A bullet proof British diesel engine that sounds, well like a classic British diesel engine, and will pull the car, in billowing clouds of smoke, to 60 in under a minute. A diesel that you can fix with a socket set.
Are you with me Tratter boys and girls?
Ya need a good crisp (if rather sloppy) gearbox with a selection of forward and reverse gears.
Ya need a car that can be driven around town and is perfect for the job - not just cos you can scare grannies in your Tratter.
Admit it Tratter people, it is just grannies you scare - not much to be proud about really is it!
Ya need a car that can go almost anywhere without having to pull and fooking heave on leavers - and when you've lost drive to a couple of wheels - will still go down the river bed with the dashboard Blackpool illuminations helping the way!

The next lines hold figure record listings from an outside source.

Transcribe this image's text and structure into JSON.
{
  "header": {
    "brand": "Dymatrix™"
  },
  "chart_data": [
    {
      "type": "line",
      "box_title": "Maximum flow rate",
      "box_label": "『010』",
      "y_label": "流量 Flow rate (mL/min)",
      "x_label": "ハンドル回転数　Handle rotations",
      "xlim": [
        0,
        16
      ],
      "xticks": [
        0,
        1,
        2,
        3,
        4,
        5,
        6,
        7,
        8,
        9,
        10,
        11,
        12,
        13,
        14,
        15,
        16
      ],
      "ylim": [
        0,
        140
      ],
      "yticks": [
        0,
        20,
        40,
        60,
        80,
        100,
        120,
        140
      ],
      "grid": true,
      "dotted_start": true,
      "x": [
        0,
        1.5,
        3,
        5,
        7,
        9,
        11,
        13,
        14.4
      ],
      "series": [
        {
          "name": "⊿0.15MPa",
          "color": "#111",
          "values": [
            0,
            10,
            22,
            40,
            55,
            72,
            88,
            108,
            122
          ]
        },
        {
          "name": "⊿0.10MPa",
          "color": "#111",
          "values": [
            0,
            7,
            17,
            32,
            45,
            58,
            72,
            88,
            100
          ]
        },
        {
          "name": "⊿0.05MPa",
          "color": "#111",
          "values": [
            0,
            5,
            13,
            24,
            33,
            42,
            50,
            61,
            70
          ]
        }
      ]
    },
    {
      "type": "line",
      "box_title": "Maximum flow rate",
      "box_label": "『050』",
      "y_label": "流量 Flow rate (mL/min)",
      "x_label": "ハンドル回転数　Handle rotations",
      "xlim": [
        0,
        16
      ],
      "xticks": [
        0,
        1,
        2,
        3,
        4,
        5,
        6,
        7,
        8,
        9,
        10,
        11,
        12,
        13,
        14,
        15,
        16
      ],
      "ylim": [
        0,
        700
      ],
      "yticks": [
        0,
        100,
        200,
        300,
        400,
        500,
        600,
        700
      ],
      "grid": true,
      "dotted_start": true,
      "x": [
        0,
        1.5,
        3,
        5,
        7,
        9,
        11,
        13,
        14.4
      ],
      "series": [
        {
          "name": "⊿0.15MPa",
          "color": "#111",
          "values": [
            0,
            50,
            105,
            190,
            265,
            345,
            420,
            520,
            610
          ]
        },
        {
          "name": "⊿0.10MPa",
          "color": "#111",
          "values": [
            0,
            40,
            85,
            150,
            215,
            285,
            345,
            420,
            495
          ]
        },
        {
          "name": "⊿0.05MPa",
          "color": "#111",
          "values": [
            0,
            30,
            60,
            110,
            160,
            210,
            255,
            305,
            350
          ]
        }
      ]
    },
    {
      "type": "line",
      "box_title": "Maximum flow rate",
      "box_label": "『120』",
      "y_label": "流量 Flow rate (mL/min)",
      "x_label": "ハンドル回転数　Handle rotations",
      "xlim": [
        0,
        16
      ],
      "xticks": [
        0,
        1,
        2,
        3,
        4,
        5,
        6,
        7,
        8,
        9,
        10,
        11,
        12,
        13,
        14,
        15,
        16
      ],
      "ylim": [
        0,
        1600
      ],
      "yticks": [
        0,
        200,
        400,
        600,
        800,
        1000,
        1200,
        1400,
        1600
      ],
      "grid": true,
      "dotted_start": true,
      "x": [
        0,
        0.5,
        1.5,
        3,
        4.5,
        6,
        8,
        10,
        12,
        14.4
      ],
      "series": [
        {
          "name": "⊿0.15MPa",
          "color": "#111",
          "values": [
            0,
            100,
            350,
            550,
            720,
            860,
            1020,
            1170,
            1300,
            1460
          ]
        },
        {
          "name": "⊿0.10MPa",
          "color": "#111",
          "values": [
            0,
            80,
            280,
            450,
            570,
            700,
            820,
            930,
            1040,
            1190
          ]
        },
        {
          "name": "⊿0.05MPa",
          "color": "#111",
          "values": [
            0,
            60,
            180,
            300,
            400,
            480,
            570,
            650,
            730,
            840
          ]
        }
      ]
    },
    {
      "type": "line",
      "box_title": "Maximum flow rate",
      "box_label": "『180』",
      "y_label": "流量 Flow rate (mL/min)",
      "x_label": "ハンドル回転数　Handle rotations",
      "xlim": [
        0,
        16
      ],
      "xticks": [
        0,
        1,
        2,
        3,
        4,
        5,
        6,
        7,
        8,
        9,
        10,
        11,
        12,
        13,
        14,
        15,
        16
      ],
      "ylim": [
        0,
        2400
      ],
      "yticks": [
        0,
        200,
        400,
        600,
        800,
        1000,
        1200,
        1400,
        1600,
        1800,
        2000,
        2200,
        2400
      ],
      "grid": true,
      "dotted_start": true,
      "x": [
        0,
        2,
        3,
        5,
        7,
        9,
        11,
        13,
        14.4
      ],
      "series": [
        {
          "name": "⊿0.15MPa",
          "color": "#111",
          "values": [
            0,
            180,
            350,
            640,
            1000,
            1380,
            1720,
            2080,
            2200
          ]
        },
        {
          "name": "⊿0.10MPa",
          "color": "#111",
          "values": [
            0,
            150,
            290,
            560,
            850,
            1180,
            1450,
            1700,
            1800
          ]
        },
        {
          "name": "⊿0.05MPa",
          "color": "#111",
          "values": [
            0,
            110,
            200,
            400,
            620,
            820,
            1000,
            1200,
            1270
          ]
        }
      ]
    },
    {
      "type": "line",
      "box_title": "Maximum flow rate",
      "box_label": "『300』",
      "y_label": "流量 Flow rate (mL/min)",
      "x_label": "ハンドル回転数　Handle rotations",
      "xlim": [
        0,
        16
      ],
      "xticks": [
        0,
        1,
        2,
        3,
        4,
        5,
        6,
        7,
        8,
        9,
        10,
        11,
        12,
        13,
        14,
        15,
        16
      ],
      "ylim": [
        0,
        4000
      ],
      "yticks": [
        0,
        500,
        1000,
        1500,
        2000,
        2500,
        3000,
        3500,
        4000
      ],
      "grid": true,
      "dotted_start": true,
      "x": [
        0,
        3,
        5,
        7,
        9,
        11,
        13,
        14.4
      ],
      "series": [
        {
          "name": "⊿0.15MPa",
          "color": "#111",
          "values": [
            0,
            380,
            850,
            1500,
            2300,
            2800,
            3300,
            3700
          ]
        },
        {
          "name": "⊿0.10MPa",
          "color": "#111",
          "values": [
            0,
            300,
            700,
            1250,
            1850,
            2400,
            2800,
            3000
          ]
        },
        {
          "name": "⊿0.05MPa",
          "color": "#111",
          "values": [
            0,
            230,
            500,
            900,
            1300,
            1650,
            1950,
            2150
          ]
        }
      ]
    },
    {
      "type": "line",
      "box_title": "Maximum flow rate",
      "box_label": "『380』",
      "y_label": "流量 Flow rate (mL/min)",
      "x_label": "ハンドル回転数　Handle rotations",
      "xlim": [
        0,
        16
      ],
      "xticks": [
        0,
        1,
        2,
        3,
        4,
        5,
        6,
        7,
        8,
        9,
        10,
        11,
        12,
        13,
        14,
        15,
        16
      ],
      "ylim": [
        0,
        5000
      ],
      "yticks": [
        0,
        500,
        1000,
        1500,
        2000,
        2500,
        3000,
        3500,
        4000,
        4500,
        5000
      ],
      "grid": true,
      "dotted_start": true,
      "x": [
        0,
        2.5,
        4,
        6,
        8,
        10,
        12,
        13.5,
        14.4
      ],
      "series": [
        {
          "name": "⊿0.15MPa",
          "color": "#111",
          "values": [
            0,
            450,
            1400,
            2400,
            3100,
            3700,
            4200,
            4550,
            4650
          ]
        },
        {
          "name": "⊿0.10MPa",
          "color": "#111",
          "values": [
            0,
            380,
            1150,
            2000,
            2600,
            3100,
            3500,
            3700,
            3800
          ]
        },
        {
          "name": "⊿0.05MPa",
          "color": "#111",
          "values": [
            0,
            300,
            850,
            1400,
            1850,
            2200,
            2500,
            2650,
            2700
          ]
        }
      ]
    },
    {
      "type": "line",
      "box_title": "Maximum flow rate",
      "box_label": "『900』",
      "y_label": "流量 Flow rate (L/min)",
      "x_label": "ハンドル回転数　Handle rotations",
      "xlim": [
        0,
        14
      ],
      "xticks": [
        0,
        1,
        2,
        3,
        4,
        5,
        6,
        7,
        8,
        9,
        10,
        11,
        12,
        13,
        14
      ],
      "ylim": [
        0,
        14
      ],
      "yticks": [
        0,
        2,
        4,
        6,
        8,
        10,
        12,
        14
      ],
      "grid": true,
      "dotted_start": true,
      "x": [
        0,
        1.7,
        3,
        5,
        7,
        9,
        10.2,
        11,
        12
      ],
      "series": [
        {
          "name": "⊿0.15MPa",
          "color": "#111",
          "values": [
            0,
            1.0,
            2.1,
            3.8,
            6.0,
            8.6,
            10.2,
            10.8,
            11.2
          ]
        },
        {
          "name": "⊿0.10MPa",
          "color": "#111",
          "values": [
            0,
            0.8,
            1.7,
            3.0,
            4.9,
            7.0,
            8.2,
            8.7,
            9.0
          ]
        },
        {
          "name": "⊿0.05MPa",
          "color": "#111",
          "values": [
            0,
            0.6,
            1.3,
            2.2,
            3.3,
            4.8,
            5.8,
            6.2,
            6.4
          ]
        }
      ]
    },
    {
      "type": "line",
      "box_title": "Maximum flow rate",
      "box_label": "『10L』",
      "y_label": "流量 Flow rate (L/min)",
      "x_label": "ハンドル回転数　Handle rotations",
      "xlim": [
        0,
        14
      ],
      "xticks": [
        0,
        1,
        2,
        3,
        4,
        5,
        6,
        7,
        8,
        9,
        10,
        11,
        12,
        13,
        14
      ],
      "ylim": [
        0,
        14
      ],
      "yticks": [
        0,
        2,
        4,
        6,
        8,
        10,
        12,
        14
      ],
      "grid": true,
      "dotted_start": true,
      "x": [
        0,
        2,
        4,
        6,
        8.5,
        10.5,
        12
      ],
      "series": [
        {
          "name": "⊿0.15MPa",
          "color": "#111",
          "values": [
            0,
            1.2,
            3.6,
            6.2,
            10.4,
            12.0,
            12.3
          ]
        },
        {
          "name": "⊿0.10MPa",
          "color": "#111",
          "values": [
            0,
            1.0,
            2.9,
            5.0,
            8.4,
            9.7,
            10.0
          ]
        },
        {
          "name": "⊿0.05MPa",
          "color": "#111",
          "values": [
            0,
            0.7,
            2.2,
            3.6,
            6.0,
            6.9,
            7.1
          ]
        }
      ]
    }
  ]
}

Ya need a car with characta - where the carpets get wet when it rains, where the lights sometimes work - sometimes don't, where the brakes sieze after you've launched the boat - but will tow much more than you're supposed to wiv it.
Its sounding like you're type of car ain't it?
Ya need a car wiv suitable mod-cons like a sunroof - that you don't use it cos its very likely to break, and a stereo radio and (auto reversing!!!) casette player with a dash display - that doesn't display.
Yes, for Tratter drivers to really appreciate Freelanders, you need to get yourselves down to Christchurch NZ and have a drive of my L Series Freelander. If you're still not convinced, there's plenty of sheep for you down here.